According to Lacan, there is a masculine and feminine way in which this failure occurs. The masculine failure of totalization and the jouissance this failure produces can be found on the left side of the graph, while the feminine failure of totalization and the failure it produces can be found on the right side of the graph of sexuation. We can refer to the upper portion of the graph of sexuation where the equations are located as “the logic of the signifier”, while we can refer to the lower portion of the graph with the arrows as “the logic of jouissance. The left or masculine side of the graph of sexuation can be referred to as failure as incompleteness. That is, the masculine way of attempting to totalize the symbolic or the big Other leads to a constitutive incompleteness calling for a supplementary element or term. Likewise, the feminine way of attempting to totalize or complete the symbolic leads to a constitutive inconsistency.
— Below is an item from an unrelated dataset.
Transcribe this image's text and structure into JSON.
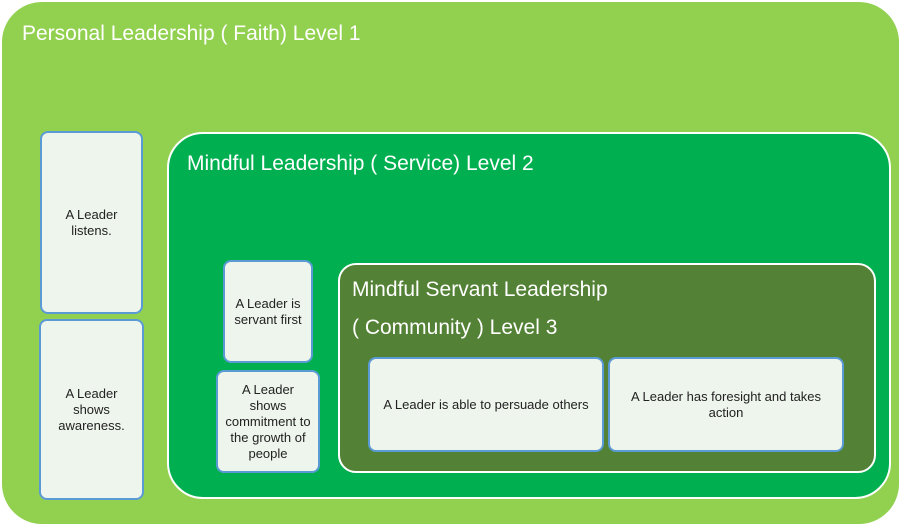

It is important to note that biologically gendered subjects can occupy either side of the graph of sexuation or neither side of the graph of sexuation. Thus, for example, you can have a male body that is structured according to the feminine side of the graph of sexuation. Likewise, psychotic subjects occupy neither side of the graph of sexuation. In this respect, it comes as no surprise that postmodernity, where the name-of-the-father is largely foreclosed in the social field (the structural failure in the borromean knot that generates psychosis), is also accompanied by a plurality of sexes and sexual identities. This is exactly what we would expect in the absence of Oedipal structure. In this connection, I believe that the debates between Copjec and Žižek directed at Deleuze and Guattari, Foucault, and Butler premised on the real of sexual difference are poorly formed because the two sides of the debate are dealing with very differently structured systems at the level of the logic of the signifier.